Vroegtijdig verloor Nicolaas Wiseman zijn vader, en zijne moeder, alleen met zijne verzorging belast, zond hem naar Rome, om er zijne theologische studiën voort te zetten. In Julij 1824 verkreeg hij de waardigheid van doctor in de godgeleerdheid en in het volgende jaar de heilige wijdingen; waarna hij in de heilige stad een reeks van jaren zich met den vurigsten ijver op de vervulling zijner geestelijke bediening en de beoefening van verschillende wetenschappen toelegde.

Nergens meer dan te Rome wordt het talent, wanneer het op deugd gegrond is, aangemoedigd. Al spoedig sprak men in de geleerde kringen der eeuwige stad over de verwachtingen, die de jonge geleerde voor de Kerk opleverde, en de schitterende toekomst, die hij te gemoet ging. Reeds in 1827 werd hij hoogleeraar in de Oostersche talen aan de universiteit te Rome en vice-rector van het Engelsch collegie, waarvan hij een der eerste leerlingen was geweest. Als hij in de collegiezalen door zijn welsprekendheid de studenten geboeid en geleerden in verrukking had gebragt, zocht hij, wars van alle ijdele eer, zijn stil studeervertrek op en doorzocht de oudste bronnen van gewijde en ongewijde geschiedenis, ontcijferde de naauw leesbare of half vergane manuscripten uit de bibliotheek des Vaticaans en verzamelde de [ 19 ]resultaten zijner nasporingen in werken, die de wereld verbaasden; het eerst verscheen van hem Horae Syriacae waarin hij bewees, dat de protestansche opvatting van de woorden: dit is mijn ligchaam, valsch is, en verder bijdragen leverde voor de geschiedenis der oude grieksche vertalingen van het Oude Testament.

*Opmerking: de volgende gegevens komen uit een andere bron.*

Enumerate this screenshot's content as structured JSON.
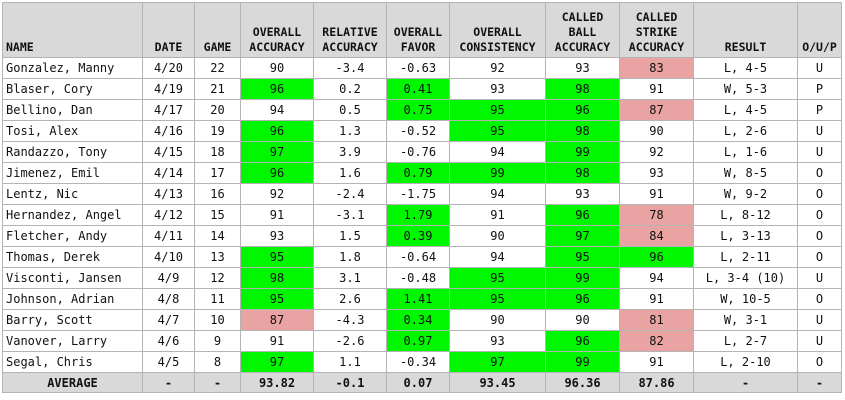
{
  "colors": {
    "header_bg": "#d9d9d9",
    "good_highlight": "#00f700",
    "bad_highlight": "#e9a3a3",
    "border": "#b4b4b4"
  },
  "headers": {
    "name": "NAME",
    "date": "DATE",
    "game": "GAME",
    "overall_accuracy": "OVERALL ACCURACY",
    "relative_accuracy": "RELATIVE ACCURACY",
    "overall_favor": "OVERALL FAVOR",
    "overall_consistency": "OVERALL CONSISTENCY",
    "called_ball_accuracy": "CALLED BALL ACCURACY",
    "called_strike_accuracy": "CALLED STRIKE ACCURACY",
    "result": "RESULT",
    "oup": "O/U/P"
  },
  "rows": [
    {
      "name": "Gonzalez, Manny",
      "date": "4/20",
      "game": "22",
      "oa": "90",
      "ra": "-3.4",
      "of": "-0.63",
      "oc": "92",
      "cba": "93",
      "csa": "83",
      "result": "L, 4-5",
      "oup": "U",
      "hl": {
        "oa": "",
        "of": "",
        "oc": "",
        "cba": "",
        "csa": "red"
      }
    },
    {
      "name": "Blaser, Cory",
      "date": "4/19",
      "game": "21",
      "oa": "96",
      "ra": "0.2",
      "of": "0.41",
      "oc": "93",
      "cba": "98",
      "csa": "91",
      "result": "W, 5-3",
      "oup": "P",
      "hl": {
        "oa": "green",
        "of": "green",
        "oc": "",
        "cba": "green",
        "csa": ""
      }
    },
    {
      "name": "Bellino, Dan",
      "date": "4/17",
      "game": "20",
      "oa": "94",
      "ra": "0.5",
      "of": "0.75",
      "oc": "95",
      "cba": "96",
      "csa": "87",
      "result": "L, 4-5",
      "oup": "P",
      "hl": {
        "oa": "",
        "of": "green",
        "oc": "green",
        "cba": "green",
        "csa": "red"
      }
    },
    {
      "name": "Tosi, Alex",
      "date": "4/16",
      "game": "19",
      "oa": "96",
      "ra": "1.3",
      "of": "-0.52",
      "oc": "95",
      "cba": "98",
      "csa": "90",
      "result": "L, 2-6",
      "oup": "U",
      "hl": {
        "oa": "green",
        "of": "",
        "oc": "green",
        "cba": "green",
        "csa": ""
      }
    },
    {
      "name": "Randazzo, Tony",
      "date": "4/15",
      "game": "18",
      "oa": "97",
      "ra": "3.9",
      "of": "-0.76",
      "oc": "94",
      "cba": "99",
      "csa": "92",
      "result": "L, 1-6",
      "oup": "U",
      "hl": {
        "oa": "green",
        "of": "",
        "oc": "",
        "cba": "green",
        "csa": ""
      }
    },
    {
      "name": "Jimenez, Emil",
      "date": "4/14",
      "game": "17",
      "oa": "96",
      "ra": "1.6",
      "of": "0.79",
      "oc": "99",
      "cba": "98",
      "csa": "93",
      "result": "W, 8-5",
      "oup": "O",
      "hl": {
        "oa": "green",
        "of": "green",
        "oc": "green",
        "cba": "green",
        "csa": ""
      }
    },
    {
      "name": "Lentz, Nic",
      "date": "4/13",
      "game": "16",
      "oa": "92",
      "ra": "-2.4",
      "of": "-1.75",
      "oc": "94",
      "cba": "93",
      "csa": "91",
      "result": "W, 9-2",
      "oup": "O",
      "hl": {
        "oa": "",
        "of": "",
        "oc": "",
        "cba": "",
        "csa": ""
      }
    },
    {
      "name": "Hernandez, Angel",
      "date": "4/12",
      "game": "15",
      "oa": "91",
      "ra": "-3.1",
      "of": "1.79",
      "oc": "91",
      "cba": "96",
      "csa": "78",
      "result": "L, 8-12",
      "oup": "O",
      "hl": {
        "oa": "",
        "of": "green",
        "oc": "",
        "cba": "green",
        "csa": "red"
      }
    },
    {
      "name": "Fletcher, Andy",
      "date": "4/11",
      "game": "14",
      "oa": "93",
      "ra": "1.5",
      "of": "0.39",
      "oc": "90",
      "cba": "97",
      "csa": "84",
      "result": "L, 3-13",
      "oup": "O",
      "hl": {
        "oa": "",
        "of": "green",
        "oc": "",
        "cba": "green",
        "csa": "red"
      }
    },
    {
      "name": "Thomas, Derek",
      "date": "4/10",
      "game": "13",
      "oa": "95",
      "ra": "1.8",
      "of": "-0.64",
      "oc": "94",
      "cba": "95",
      "csa": "96",
      "result": "L, 2-11",
      "oup": "O",
      "hl": {
        "oa": "green",
        "of": "",
        "oc": "",
        "cba": "green",
        "csa": "green"
      }
    },
    {
      "name": "Visconti, Jansen",
      "date": "4/9",
      "game": "12",
      "oa": "98",
      "ra": "3.1",
      "of": "-0.48",
      "oc": "95",
      "cba": "99",
      "csa": "94",
      "result": "L, 3-4 (10)",
      "oup": "U",
      "hl": {
        "oa": "green",
        "of": "",
        "oc": "green",
        "cba": "green",
        "csa": ""
      }
    },
    {
      "name": "Johnson, Adrian",
      "date": "4/8",
      "game": "11",
      "oa": "95",
      "ra": "2.6",
      "of": "1.41",
      "oc": "95",
      "cba": "96",
      "csa": "91",
      "result": "W, 10-5",
      "oup": "O",
      "hl": {
        "oa": "green",
        "of": "green",
        "oc": "green",
        "cba": "green",
        "csa": ""
      }
    },
    {
      "name": "Barry, Scott",
      "date": "4/7",
      "game": "10",
      "oa": "87",
      "ra": "-4.3",
      "of": "0.34",
      "oc": "90",
      "cba": "90",
      "csa": "81",
      "result": "W, 3-1",
      "oup": "U",
      "hl": {
        "oa": "red",
        "of": "green",
        "oc": "",
        "cba": "",
        "csa": "red"
      }
    },
    {
      "name": "Vanover, Larry",
      "date": "4/6",
      "game": "9",
      "oa": "91",
      "ra": "-2.6",
      "of": "0.97",
      "oc": "93",
      "cba": "96",
      "csa": "82",
      "result": "L, 2-7",
      "oup": "U",
      "hl": {
        "oa": "",
        "of": "green",
        "oc": "",
        "cba": "green",
        "csa": "red"
      }
    },
    {
      "name": "Segal, Chris",
      "date": "4/5",
      "game": "8",
      "oa": "97",
      "ra": "1.1",
      "of": "-0.34",
      "oc": "97",
      "cba": "99",
      "csa": "91",
      "result": "L, 2-10",
      "oup": "O",
      "hl": {
        "oa": "green",
        "of": "",
        "oc": "green",
        "cba": "green",
        "csa": ""
      }
    }
  ],
  "average": {
    "label": "AVERAGE",
    "date": "-",
    "game": "-",
    "oa": "93.82",
    "ra": "-0.1",
    "of": "0.07",
    "oc": "93.45",
    "cba": "96.36",
    "csa": "87.86",
    "result": "-",
    "oup": "-"
  }
}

Paus Pius VII gaf den geleerde zijn oordeel over het werk in de volgende karakteristieke woorden: „gij hebt Egypte zijne ruïnen ontroofd en bewezen, dat zij het volk Gods toebehoorden.”

Wij gaan zijne verschillende werkzaamheden te Rome stilzwijgend voorbij en vermelden slechts, dat hij in 1831 een italiaansch werk over de onvruchtbaarheid der protestantsche zendingen en in 1832 en 1833 voor het te Londen verschijnend tijdschrift: the Catholic Magazine verschillende critische verhandelingen schreef over sommige bijbelplaatsen. In 1835 reisde hij naar Engeland en hield te Londen in de Sardinische kapel eene reeks van conferentiën over de voornaamste leeringen en gebruiken der katholieke Kerk, welke conferentiën hij in het volgende jaar op verlangen van den pauselijken prefect voortzette. Om den schitterenden uitslag van Wisemans pogingen aan te toonen, laten wij een oogenblik den geleerden Dr. Döllinger spreken: „destijds,” zegt hij, „ging er eene buitengewone, godsdienstige beweging door geheel Engeland; de talrijke overgangen tot de katholieke Kerk, het klimmend belang der Iersche aangelegenheden, het politiek gewigt, dat de vertegenwoordigers der Iersche katholieken in het parlement in de schaal der strijdende partijen wierpen, — dat alles had de algemeene aandacht weder op de geschilpunten tusschen het Protestantisme en de katholieke Kerk doen vestigen. In dagbladen, vlugschriften en uitvoerige werken werden de leeringen en godsdienstige handelingen der Kerk aangevallen en naar gewoonte verminkt voorgesteld. Het scheen derhalve geheel in overeenstemming met de behoefte des tijds zoowel als met het Engelsch gebruik, naar hetwelk ook godsdienstige aangelegenheden meermalen tot het onderwerp van openlijke conferentiën worden gemaakt, dat een katholiek godgeleerde in de hoofdstad des lands in vrije voordragten de leerstukken en gebruiken zijner Kerk uiteenzette, in het behoorlijk licht plaatste en tegen de gewone verminkingen en opwerpingen verdedigde. Wiseman deed dit voor eene ongemeen talrijke vergadering met den schitterendsten uitslag; zijne waardige, even kalme en van alle bitterheid verwijderde als welsprekende wijze van behandeling, zijn grondig en opregt ingaan in alle moeijelijkheden, welke hem in den loop zijner conferentiën werden voorgehouden; het vormde alles een scherp kontrast met het gedrag der rondtrekkende predikanten Mac Ghee en O'Sullivan, welke omstreeks denzelfden tijd in Exeter-Hall de Katholieken en hunne godsdienst, met de wapenen van plompe smaadtaal en openlijke lasteringen bestreden. Ik kwam onmiddelijk na het sluiten der conferentiën te Londen en was getuige van den indruk, dien zij er voortgebragt hadden.”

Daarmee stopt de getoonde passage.